La ville, dit saint Augustin, ne se construit pas avec des pierres, mais avec des relations. Pour l'oublier trop souvent, la cité devient inhospitalière. L'hôte pour être accueilli comprend qu'il a sa place. Il n'est pas inutile de rappeler l'équivalence des mots : l'hôte est à la fois celui qui reçoit et celui qui est reçu. L'hospitalité procède d'une présence discrète et agissante. L'accompagnant, tout autant que l'accompagné, s'il veut faciliter la rencontre, doit souvent s'avouer sa propre fragilité. Celui qui est accueilli saisit confusément, sans toujours se l'avouer, que demain ne pourra plus être comme avant.

Une ouverture à l'estime

L'hospitalité conduit à porter, à « supporter » la situation en apprenant le langage du silence. L'accompagnement n'est possible que si la confiance est partagée. Il est accueil de celui qui se sent autre, étrange, voire étranger, mais il opère un déplacement du regard pour découvrir que l'inconnu, c'est aussi soi-même. Le cadeau de l'accompagnement est un accès à sa propre étrangeté. L'accompagnement, s'il nécessite une compétence, doit être maîtrisé, contenu, pour ne pas envahir l'autre de son savoir ou, plus grave encore, de son pouvoir.

Le compagnonnage est une aventure de la différence qui suscite l'audace de l'avenir. Quittant alors cette approche du même pour s'éveiller à une certaine inconnue, la nôtre, la différence devient une richesse qui souvent s'exprime à partir de cette interrogation : Veux-tu me faire partager ce que secrètement tu es, pour m'aider à devenir ce que je suis ?

Quand je m'interroge sur l'apport d'Habitat et Humanisme, je ne mets pas en priorité les 20 000 familles qui ont pu trouver un toit, mais bien ces accompagnants qui, dans la rencontre de l'autre, ont trouvé les clés pour que la richesse des biens suscite celle des liens. L'accompagnement traduit au sein de notre association cette prise en compte de la réflexion de Paul Ricoeur rappelant que l'objet de la responsabilité c'est le fragile, confié à notre garde, à notre soin. L'attention à la fragilité se révèle chemin et semence d'humanité.

Magnifique métier

Magnifique et difficile, le métier de bénévole. Quel métier ! Celui d'un service, souvent sans reconnaissance, alors qu'il a pour perspective de susciter le mieux-être en apprenant une forme d'effacement de soi-même pour que l'autre existe. Le bénévole, pour avoir une vision de la grandeur de l'homme, refuse le poison des comparaisons. « L'autre est à la fois plus haut que moi et plus pauvre que moi » (Emmanuel Levinas).

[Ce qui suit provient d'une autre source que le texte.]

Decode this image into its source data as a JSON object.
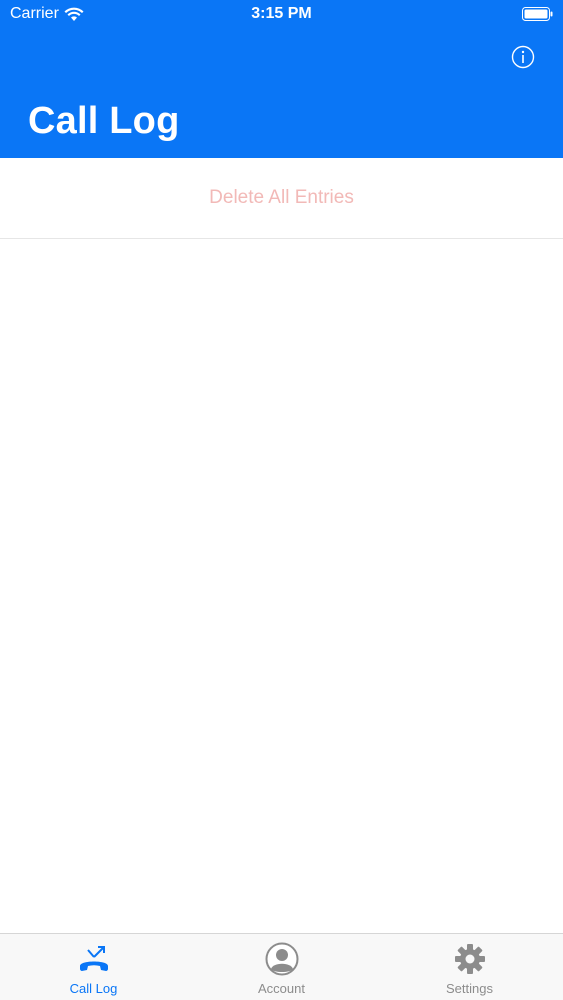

Les bénévoles qui s'investissent au sein d'Habitat et Humanisme ne supportent pas les discriminations où l'être est évalué à l'aune de sa couleur, de ses ressources, de sa culture, de ses accidents de parcours. Ils refusent que soient toujours mises en avant les mochetés alors qu'il y a tant de raisons d'espérer. Si le bien n'est pas aussi prégnant que souhaité, inutile de se désoler, la responsabilité est de le susciter. Le bénévole, pour ne pas faire de bruit, a peu d'audience médiatique percevant l'inouï dans le « craquement de l'âme », il découvre dans l'accompagnement les conditions d'une ouverture à un autrement.

Souvent nous entendons « le monde va mal ». Peut-être, mais il a surtout mal à l'espérance mal de tous ces enfermements qui sont autant de moments où l'on se ment à soi-même pour oublier que la fraternité est un sommet d'humanité. Que de bénévoles présents sur des terrains qui engluent l'espoir suscitent des récits de vie se révélant des éclats de lumière !

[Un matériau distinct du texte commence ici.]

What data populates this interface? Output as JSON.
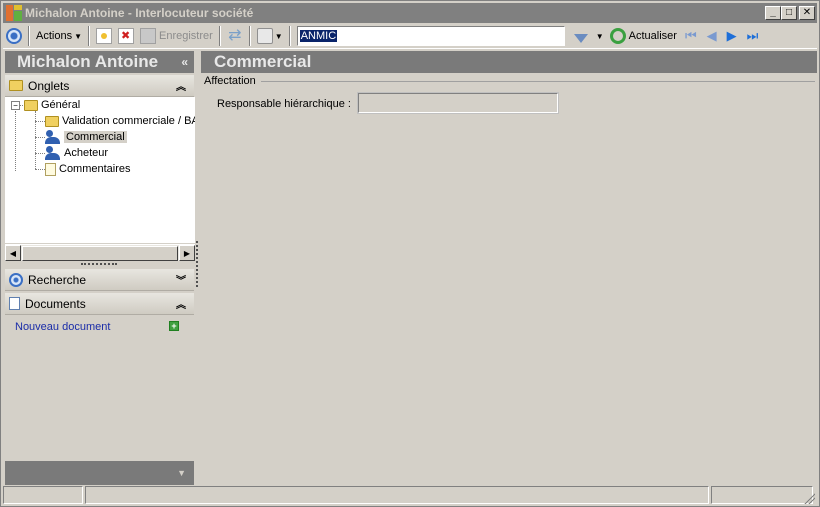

Je pense à cette rencontre d'un garçon de 8 ans qui, après plus de cinq années passées dans un bidonville, découvre un autre horizon. À Reina, accompagnatrice bénévole, qui lui demande s'il a faim, « J'ai besoin, répond-il, que tu ne me lâches pas », glissant alors sa main dans la sienne. Ces deux mains traduisent l'inouï de la tendresse, berceau des combattants refusant de pactiser avec le mépris, malheureusement pas étranger à la question du mal-logement ou de son absence pour les plus pauvres.